The False Claims Act, which enables civil cases involving fraud and false claims against the government, dates back to the 19th century and Civil-War-era defense contractor fraud — but in modern times, healthcare fraud is the "top driver of FCA activity, both in the number of cases filed and total dollars recovered."

In fiscal year 2021 — a year in which medicine and pharma went to town with demonstrably murderous COVID-19 hospital protocols and vaccines — the act brought in $5.6-plus billion, the second largest annual total in the FCA's history.

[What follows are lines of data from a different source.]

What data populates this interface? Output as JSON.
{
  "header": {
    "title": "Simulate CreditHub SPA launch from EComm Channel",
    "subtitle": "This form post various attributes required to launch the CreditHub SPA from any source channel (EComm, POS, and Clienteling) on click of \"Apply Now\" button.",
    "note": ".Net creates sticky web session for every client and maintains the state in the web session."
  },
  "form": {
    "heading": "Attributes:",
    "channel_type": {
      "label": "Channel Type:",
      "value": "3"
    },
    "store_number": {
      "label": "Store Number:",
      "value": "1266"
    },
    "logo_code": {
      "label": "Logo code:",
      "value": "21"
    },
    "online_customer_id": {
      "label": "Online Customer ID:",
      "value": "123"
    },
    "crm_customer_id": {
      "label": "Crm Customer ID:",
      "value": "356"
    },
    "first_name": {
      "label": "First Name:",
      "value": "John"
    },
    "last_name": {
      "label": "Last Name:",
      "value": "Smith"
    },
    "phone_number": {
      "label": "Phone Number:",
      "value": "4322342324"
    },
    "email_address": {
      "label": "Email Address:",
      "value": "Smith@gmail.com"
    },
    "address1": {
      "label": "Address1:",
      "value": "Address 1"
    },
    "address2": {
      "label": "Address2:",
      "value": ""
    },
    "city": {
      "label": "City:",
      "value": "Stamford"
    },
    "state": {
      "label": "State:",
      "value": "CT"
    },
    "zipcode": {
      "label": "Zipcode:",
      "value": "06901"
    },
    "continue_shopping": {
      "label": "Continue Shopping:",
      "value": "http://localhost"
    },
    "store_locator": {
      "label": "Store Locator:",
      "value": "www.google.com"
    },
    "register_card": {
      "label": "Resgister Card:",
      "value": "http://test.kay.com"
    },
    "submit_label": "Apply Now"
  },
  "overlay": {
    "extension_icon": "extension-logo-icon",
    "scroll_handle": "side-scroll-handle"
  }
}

Eighty-nine percent of those settlements and judgments were related to "drug and medical device manufacturers, managed care providers, hospitals, pharmacies, hospice organizations, laboratories and physicians."

And, though the total amounts were smaller in the three preceding years — fiscal years 2020, 2019 and 2018 — healthcare-related cases still predominated, accounting for 86% to 87% of settlements and judgments.

In 2016, and again in 2019, the consumer advocacy organization Public Citizen zeroed in on "ongoing, systematic wrongdoing" by the pharmaceutical industry, analyzing up to 27 years (1991-2017) of criminal and civil penalties paid to the federal or state governments, whether via the FCA or other mechanisms.